Девушка вновь пожала плечами. Она не видела смысла в помощи Септа.
— Скажите, а я есть в вашей книге?
— Книге? — удивился круглощёкий Страж-витязь. — Конечно. В ней есть все. Как тебя зовут?
— Янепонимаю, — буркнула одним словом Дуня.
— Он спрашивает: как твоё имя? — уточнил молодой старец… или старый молодец.
А, вот, Сладкоежку «Янепонимаю» вполне устраивала. Ему даже нравилось.
— Лес, — Гостья действительно позабыла, что зовут её иначе.
— Странно, я не могу найти тебя в списках, чадо.
«Странно, — передразнила про себя Дуня. Почему она это сделала? — Разве для того чтобы найти, не нужно искать?»
— Нужно.
Девушка покраснела. Кажется, хозяевам было всё равно, как она с ними разговаривает — вслух или мыслью — и разговаривает ли вообще, и с ними ли.
— Зачем ты язвишь? У тебя получается, но тебе… не идёт, не подходит, — тот, что богатырь, покачал головой. Дуня стыдливо опустила глаза. — В мирах, ты права, существует множество Лес, но тебя среди них нет. Значит, нам неизвестно, где твой дом — извини, тебе придётся поискать самой.
— Но как?
— Просто укажи, куда ты хочешь, — собеседник кивнул на пенную стену. Только тогда странница заметила, насколько далеко они от магов за светлым столом.

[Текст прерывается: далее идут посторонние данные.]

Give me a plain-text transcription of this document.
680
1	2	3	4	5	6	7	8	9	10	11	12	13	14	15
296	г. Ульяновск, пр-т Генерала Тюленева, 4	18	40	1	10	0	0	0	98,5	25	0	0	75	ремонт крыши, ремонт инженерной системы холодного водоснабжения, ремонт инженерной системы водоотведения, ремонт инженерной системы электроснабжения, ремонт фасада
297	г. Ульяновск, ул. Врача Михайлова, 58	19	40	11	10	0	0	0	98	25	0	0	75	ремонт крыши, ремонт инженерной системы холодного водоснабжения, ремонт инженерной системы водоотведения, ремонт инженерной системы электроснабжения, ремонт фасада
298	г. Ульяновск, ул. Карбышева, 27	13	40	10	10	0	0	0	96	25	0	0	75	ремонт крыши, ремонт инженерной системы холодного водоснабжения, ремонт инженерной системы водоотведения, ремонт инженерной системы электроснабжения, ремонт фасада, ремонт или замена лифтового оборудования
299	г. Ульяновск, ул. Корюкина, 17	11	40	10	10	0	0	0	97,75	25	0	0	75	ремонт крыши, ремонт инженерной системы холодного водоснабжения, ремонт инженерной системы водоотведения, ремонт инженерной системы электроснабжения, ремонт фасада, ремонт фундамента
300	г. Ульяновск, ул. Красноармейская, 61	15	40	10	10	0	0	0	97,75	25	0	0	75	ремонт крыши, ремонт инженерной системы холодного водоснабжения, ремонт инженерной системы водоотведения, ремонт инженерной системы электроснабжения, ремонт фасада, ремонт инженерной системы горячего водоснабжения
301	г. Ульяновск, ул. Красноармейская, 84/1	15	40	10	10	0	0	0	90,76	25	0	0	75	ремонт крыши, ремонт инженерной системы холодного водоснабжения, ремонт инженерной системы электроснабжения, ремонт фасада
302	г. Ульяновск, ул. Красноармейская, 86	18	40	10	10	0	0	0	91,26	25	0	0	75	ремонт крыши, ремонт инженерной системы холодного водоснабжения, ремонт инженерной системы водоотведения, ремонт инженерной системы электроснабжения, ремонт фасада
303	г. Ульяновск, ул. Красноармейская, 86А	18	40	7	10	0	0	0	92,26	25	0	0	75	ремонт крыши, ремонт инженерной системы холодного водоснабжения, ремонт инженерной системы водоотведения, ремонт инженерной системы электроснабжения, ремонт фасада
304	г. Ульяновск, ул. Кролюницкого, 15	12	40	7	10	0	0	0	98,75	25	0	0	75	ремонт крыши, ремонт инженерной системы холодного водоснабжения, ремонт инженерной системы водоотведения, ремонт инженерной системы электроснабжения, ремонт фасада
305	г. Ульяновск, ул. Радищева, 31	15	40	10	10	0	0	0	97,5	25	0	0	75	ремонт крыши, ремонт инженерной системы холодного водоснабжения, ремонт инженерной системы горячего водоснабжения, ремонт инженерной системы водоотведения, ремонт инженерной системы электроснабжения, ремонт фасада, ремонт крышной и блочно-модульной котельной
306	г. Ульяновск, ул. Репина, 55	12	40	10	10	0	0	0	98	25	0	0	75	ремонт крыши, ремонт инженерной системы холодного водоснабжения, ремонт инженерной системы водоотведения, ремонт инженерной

Стена, кстати, и впрямь состояла из пузырьков. Или прозрачных шариков — это уж как посмотреть да назвать. Впрочем, не таких и прозрачных: свет проникал сквозь них, как проникал бы он через мыльную плёнку — преломляясь, беспрерывно кружа в радужных разводах, искажая картинку по ту сторону. Да и не было той стороны. Дуня вгляделась. Картинки находились внутри пузырьков — маленькие и застланные хлопьями искусственного снегопада, словно в рождественских шариках-подарках из американских фильмов. Ничего не видно.
Девушка наклонилась.
То ли она чересчур приблизилась, то ли шар сам подлетел и увеличился, но глаза начали различать мелкие детали. Домик в окружении зелени и мощёных плиткой дорожек. Поначалу он показался донельзя опрятным и ухоженным, как на открытке-тюрьме, разве что объёмной, но потом, к огромному облегчению Дуни, стало ясно, что строению давно потребен ремонт — и нет в этой старости ничего идеалистично-романтического. Мох на прохудившейся черепичной кровле и грязно-пятнистой стене висел клочьями, его, похоже, пытались сбивать палкой. Из крепкой, но несколько покосившейся закопчённой трубы валил чёрный дым, будто в камине под ней жгли резину. Зато ставенки и дверь недавно подновили — они сверкали лаком и краской, даже чудился их одуряющий запах, который перебивал лишь видимый, однако несуществующий аромат цветочков в кадках на карнизах. Простеньких цветочков, не великолепных, но красивых — фиалки? анютины глазки? астры-ромашки? бархатцы? или же ещё какие петунии? На окнах висели занавесочки, чистые и аккуратные, застиранные до тюлевой прозрачности. Это был всего лишь домик, обыкновенный для обыкновенных людей.
— Тебе туда?
— Не думаю, — мотнула головой Дуня. — Там живёт хорошая женщина, но мир её мал.